Wir müssen über die Ehe reden

Theologin sucht Debatte über evangelisches Eheverständnis

„Die Kirche ist der Ort für komplizierte Identitätsprozesse.“ Dr. Petra Bahr im Gespräch mit der LSU. (Foto: Gartmann)
„Die Kirche ist der Ort für komplizierte Identitätsprozesse.“ Dr. Petra Bahr im Gespräch mit der LSU. (Foto: Gartmann)
Die evangelische Kirche habe die „Ehe für alle“ zu hastig bejubelt und zu wenig erklärt, hatte Dr. Petra Bahr zusammen mit Stefan Schaede 2017 in einem Gastbeitrag in der ZEIT-Beilage „Christ & Welt“ geschrieben. Ende Januar traf die LSU in Niedersachsen die Theologin und Landessuperintendentin im Sprengel Hannover und sprach mit ihr über ihre Haltung zur Öffnung der Ehe und darüber, wie die Debatte zum evangelischen Eheverständnis in der Landeskirche Hannovers weitergeführt wird.

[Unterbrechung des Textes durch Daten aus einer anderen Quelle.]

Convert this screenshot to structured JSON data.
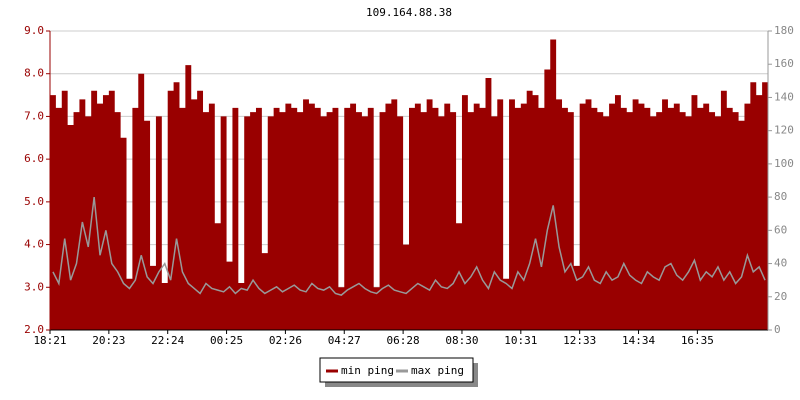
{
  "chart_data": {
    "type": "area-line",
    "title": "109.164.88.38",
    "categories": [
      "18:21",
      null,
      null,
      null,
      null,
      null,
      null,
      null,
      null,
      null,
      "20:23",
      null,
      null,
      null,
      null,
      null,
      null,
      null,
      null,
      null,
      "22:24",
      null,
      null,
      null,
      null,
      null,
      null,
      null,
      null,
      null,
      "00:25",
      null,
      null,
      null,
      null,
      null,
      null,
      null,
      null,
      null,
      "02:26",
      null,
      null,
      null,
      null,
      null,
      null,
      null,
      null,
      null,
      "04:27",
      null,
      null,
      null,
      null,
      null,
      null,
      null,
      null,
      null,
      "06:28",
      null,
      null,
      null,
      null,
      null,
      null,
      null,
      null,
      null,
      "08:30",
      null,
      null,
      null,
      null,
      null,
      null,
      null,
      null,
      null,
      "10:31",
      null,
      null,
      null,
      null,
      null,
      null,
      null,
      null,
      null,
      "12:33",
      null,
      null,
      null,
      null,
      null,
      null,
      null,
      null,
      null,
      "14:34",
      null,
      null,
      null,
      null,
      null,
      null,
      null,
      null,
      null,
      "16:35",
      null,
      null,
      null,
      null,
      null,
      null,
      null,
      null,
      null,
      null,
      null
    ],
    "series": [
      {
        "name": "min ping",
        "color": "#990000",
        "axis": "y",
        "values": [
          7.5,
          7.2,
          7.6,
          6.8,
          7.1,
          7.4,
          7.0,
          7.6,
          7.3,
          7.5,
          7.6,
          7.1,
          6.5,
          3.2,
          7.2,
          8.0,
          6.9,
          3.5,
          7.0,
          3.1,
          7.6,
          7.8,
          7.2,
          8.2,
          7.4,
          7.6,
          7.1,
          7.3,
          4.5,
          7.0,
          3.6,
          7.2,
          3.1,
          7.0,
          7.1,
          7.2,
          3.8,
          7.0,
          7.2,
          7.1,
          7.3,
          7.2,
          7.1,
          7.4,
          7.3,
          7.2,
          7.0,
          7.1,
          7.2,
          3.0,
          7.2,
          7.3,
          7.1,
          7.0,
          7.2,
          3.0,
          7.1,
          7.3,
          7.4,
          7.0,
          4.0,
          7.2,
          7.3,
          7.1,
          7.4,
          7.2,
          7.0,
          7.3,
          7.1,
          4.5,
          7.5,
          7.1,
          7.3,
          7.2,
          7.9,
          7.0,
          7.4,
          3.2,
          7.4,
          7.2,
          7.3,
          7.6,
          7.5,
          7.2,
          8.1,
          8.8,
          7.4,
          7.2,
          7.1,
          3.5,
          7.3,
          7.4,
          7.2,
          7.1,
          7.0,
          7.3,
          7.5,
          7.2,
          7.1,
          7.4,
          7.3,
          7.2,
          7.0,
          7.1,
          7.4,
          7.2,
          7.3,
          7.1,
          7.0,
          7.5,
          7.2,
          7.3,
          7.1,
          7.0,
          7.6,
          7.2,
          7.1,
          6.9,
          7.3,
          7.8,
          7.5,
          7.8
        ]
      },
      {
        "name": "max ping",
        "color": "#999999",
        "axis": "y2",
        "values": [
          35,
          28,
          55,
          30,
          40,
          65,
          50,
          80,
          45,
          60,
          40,
          35,
          28,
          25,
          30,
          45,
          32,
          28,
          35,
          40,
          30,
          55,
          35,
          28,
          25,
          22,
          28,
          25,
          24,
          23,
          26,
          22,
          25,
          24,
          30,
          25,
          22,
          24,
          26,
          23,
          25,
          27,
          24,
          23,
          28,
          25,
          24,
          26,
          22,
          21,
          24,
          26,
          28,
          25,
          23,
          22,
          25,
          27,
          24,
          23,
          22,
          25,
          28,
          26,
          24,
          30,
          26,
          25,
          28,
          35,
          28,
          32,
          38,
          30,
          25,
          35,
          30,
          28,
          25,
          35,
          30,
          40,
          55,
          38,
          60,
          75,
          50,
          35,
          40,
          30,
          32,
          38,
          30,
          28,
          35,
          30,
          32,
          40,
          33,
          30,
          28,
          35,
          32,
          30,
          38,
          40,
          33,
          30,
          35,
          42,
          30,
          35,
          32,
          38,
          30,
          35,
          28,
          32,
          45,
          35,
          38,
          30
        ]
      }
    ],
    "ylim": [
      2,
      9
    ],
    "yticks": [
      {
        "value": 2,
        "label": "2.0"
      },
      {
        "value": 3,
        "label": "3.0"
      },
      {
        "value": 4,
        "label": "4.0"
      },
      {
        "value": 5,
        "label": "5.0"
      },
      {
        "value": 6,
        "label": "6.0"
      },
      {
        "value": 7,
        "label": "7.0"
      },
      {
        "value": 8,
        "label": "8.0"
      },
      {
        "value": 9,
        "label": "9.0"
      }
    ],
    "y2lim": [
      0,
      180
    ],
    "y2ticks": [
      0,
      20,
      40,
      60,
      80,
      100,
      120,
      140,
      160,
      180
    ],
    "grid": true,
    "legend": "bottom"
  }
}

Zunächst stellte sie klar, dass es ihr mit dem Debattenbeitrag nicht um eine erneute Diskussion um Homosexualität in der evangelischen Kirche ging. Da habe die Evangelische Kirche in Deutschland (EKD) zum Beispiel mit der Orientierungshilfe „Mit Spannungen leben“ bereits 1996 oder erneut 2013 in der EKD-Familienschrift „Zwischen Autonomie und Angewiesenheit: Familie als verlässliche Gemeinschaft stärken“ gute Antworten gefunden.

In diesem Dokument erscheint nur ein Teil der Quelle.